When I hear something like this, I pretty much figure someone’s about to take me for a ride. Same as when I hear a bookmaker telling the viewing public they know what punters want, when it’s pretty clear what the bookmaker wants is for the punter to keep handing over money under some sort of illusion that the bookie is really trying to provide the inside info to help them get ahead (but that’s another rant, for a different blog, attached to a quiet wish for a plague of moths to be visited upon the bookmaker to devour their expensive suit right off them).
But then, there’s a bunch of different things which have a really good chance of major payoffs that we are all guilty of ignoring, because sometimes we have the collective vision of a naked mole rat. Well, that’s not entirely fair, because we’re not that well hardwired to choose the future payoff over the immediate reward. That use of the collective term “we” is also directed just as much at the political class, as society as a whole.
I remember encountering this reality repeatedly in medical school. In that setting we were most commonly discussing the challenges of preventive health. The simple example I recall from the first year of the undergraduate degree, was that of blood pressure management. Most of us know that high blood pressure isn’t great for us.
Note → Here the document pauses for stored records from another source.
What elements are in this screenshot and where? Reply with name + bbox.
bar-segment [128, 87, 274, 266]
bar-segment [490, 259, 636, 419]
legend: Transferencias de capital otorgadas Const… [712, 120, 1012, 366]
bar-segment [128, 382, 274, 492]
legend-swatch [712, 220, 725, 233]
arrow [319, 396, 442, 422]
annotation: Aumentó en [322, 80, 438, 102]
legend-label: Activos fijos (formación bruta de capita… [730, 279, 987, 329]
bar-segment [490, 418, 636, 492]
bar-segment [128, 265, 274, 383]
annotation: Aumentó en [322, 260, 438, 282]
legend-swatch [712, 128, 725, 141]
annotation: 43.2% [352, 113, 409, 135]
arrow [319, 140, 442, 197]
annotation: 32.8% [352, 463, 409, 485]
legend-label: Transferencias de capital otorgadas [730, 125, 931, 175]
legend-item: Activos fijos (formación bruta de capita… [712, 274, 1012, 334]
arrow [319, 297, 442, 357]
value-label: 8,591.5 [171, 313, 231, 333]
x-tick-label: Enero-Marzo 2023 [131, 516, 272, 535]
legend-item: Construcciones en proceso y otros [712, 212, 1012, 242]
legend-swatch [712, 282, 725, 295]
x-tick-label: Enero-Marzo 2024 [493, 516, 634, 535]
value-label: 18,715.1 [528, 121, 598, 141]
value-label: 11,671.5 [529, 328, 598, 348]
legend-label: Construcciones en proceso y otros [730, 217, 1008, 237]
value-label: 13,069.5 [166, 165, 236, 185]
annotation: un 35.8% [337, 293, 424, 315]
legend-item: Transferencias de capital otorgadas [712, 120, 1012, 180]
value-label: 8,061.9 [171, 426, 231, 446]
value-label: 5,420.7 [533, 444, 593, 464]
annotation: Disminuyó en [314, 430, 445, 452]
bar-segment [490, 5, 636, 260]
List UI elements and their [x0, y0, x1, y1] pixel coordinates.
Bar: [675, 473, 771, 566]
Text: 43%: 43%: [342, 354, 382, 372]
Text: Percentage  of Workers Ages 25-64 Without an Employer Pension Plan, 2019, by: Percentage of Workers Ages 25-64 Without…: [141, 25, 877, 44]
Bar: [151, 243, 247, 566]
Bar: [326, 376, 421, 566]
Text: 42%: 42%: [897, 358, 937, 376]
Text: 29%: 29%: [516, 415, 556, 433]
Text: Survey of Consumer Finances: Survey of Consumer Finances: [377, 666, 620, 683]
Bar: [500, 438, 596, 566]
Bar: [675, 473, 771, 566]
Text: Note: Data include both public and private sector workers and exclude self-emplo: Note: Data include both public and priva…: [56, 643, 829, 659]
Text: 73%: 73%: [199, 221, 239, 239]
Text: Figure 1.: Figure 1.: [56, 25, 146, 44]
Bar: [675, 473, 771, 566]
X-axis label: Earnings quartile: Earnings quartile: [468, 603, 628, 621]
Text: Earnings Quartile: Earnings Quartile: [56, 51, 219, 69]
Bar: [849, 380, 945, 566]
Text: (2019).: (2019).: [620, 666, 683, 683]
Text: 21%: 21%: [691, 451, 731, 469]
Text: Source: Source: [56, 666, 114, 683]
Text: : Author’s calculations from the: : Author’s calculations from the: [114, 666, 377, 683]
Leaving your blood pressure free to realise it’s full upside potential will fairly certainly increase your chance of cardiovascular disease and the associated sequelae strokes and cardiac disease. We also know we can keep blood pressure lower with medicine, but we need to take it every day. Yet trying to ensure compliance with the medicine that will potentially save your life is one of the greatest challenges of general practice.
The problem is that is if the treatment goes well, you’ll only know because you’ll feel about the same as now for the next 10 years. You won’t be better looking than now, smarter than now or made rich and powerful by your blood pressure medication. The pay off is that you won’t have had that bad thing happen that might have happened otherwise. It’s that damp squib of a payoff that probably explains the 50% compliance rate described by the WHO back in 2003. The gratification in a prevention setting is not only delayed, it’s a fizzer of a party when we arrive and everyone slouches by, wearing ironic party hats to say “congratulations, you didn’t have a stroke.”
Health isn’t the only area where delayed gratification comes up. The psychology experiment described here changes the setting to a financial conundrum, but similar behaviour is on display. The interesting thing here though is that study participants were more able to revert to the rational decision (“I’ll make the decision that gives the bigger payoff, even though that means waiting a bit”) the further removed the person they were making the decision for was. So, they were more likely to choose the instant giddy surge of financial payoff for themselves or their relatives than the stranger, who gets the big pay day. If we’re not personally invested, we have a better chance of letting reasoned thought rule the day, not our desire for instant joy.
And this is where I get ranty about politicians (yep, just here, absolutely nowhere else). You’d hope they could sometimes be the tiniest bit rational (and I’m not trying to be overly idealistic, nor do I believe in unicorns thanks very much). Every day you see some uninspiring individual banging on about how interested they are in “our future”, while splashing a bit of money that will hit the bank just after the election, or promising to protect a payment to a whole section of people who take it as a bonus payment when they have no need for it (but who’s absence would be the greatest threat to aspiration of our time).
What I rarely recall seeing is the politician or sober economic commentator talking about how they’ll invest in something with a return of 117% on capital, that will nevertheless require us to wait for the payoff, and know that part of the payoff will just be that we’re paying less than we would have otherwise in the future (there’s that damp squib again). Where did I pluck 117% from? That’s the return on investment referred to by the McKeon review into Health and Medical Research (the money bit I’m referring to is around the bottom of page 10 to the top of page 12). Can you imagine how excited you’d make an accountant if you offered that return? They’d snap an abacus in excitement. The thing is some of that return is in the form of less health expenditure than we otherwise would have reached, and that’s hard to feel good about now.
What about early childhood education and intervention? I heard coverage today discussing the benefits of early education (thanks very much A.M. on ABC Radio) or just as importantly the problems created by not getting that education (with Australian data suggested to show that if you can’t read by 2nd grade, you’re probably not going to catch up – here’s the link to the transcript). So what would be the benefit of early education in economic terms? The RAND Corporation suggested in their review anywhere between $1.80 to $17.07 for each dollar invested. Again though the payoff will be later, and we’ll never know what the other side of the “sliding doors” moment would have led to (*shudder*, can’t believe I just alluded to that movie).
So, if you’re a politician and you’re not talking about investing in things that will actually pay off majorly down the track, like enhanced investment in preventive health programs, proper support for general practitioners to provide patients access to primary healthcare, or the support that single parents need to stay engaged in the workforce and their kids’ lives, I say “Bollocks!” to your protestations of being all about the future (and my own interest in brevity, it seems). You see, if I was the type to be duped into thinking that a short term pay off from a politician was actually the one pokie machine in the world that would lead me to a better long term future, I’d just go and throw money at one of those annoying blokes on the TV pretending to be a commentator. At least that way someone gets an expensive suit.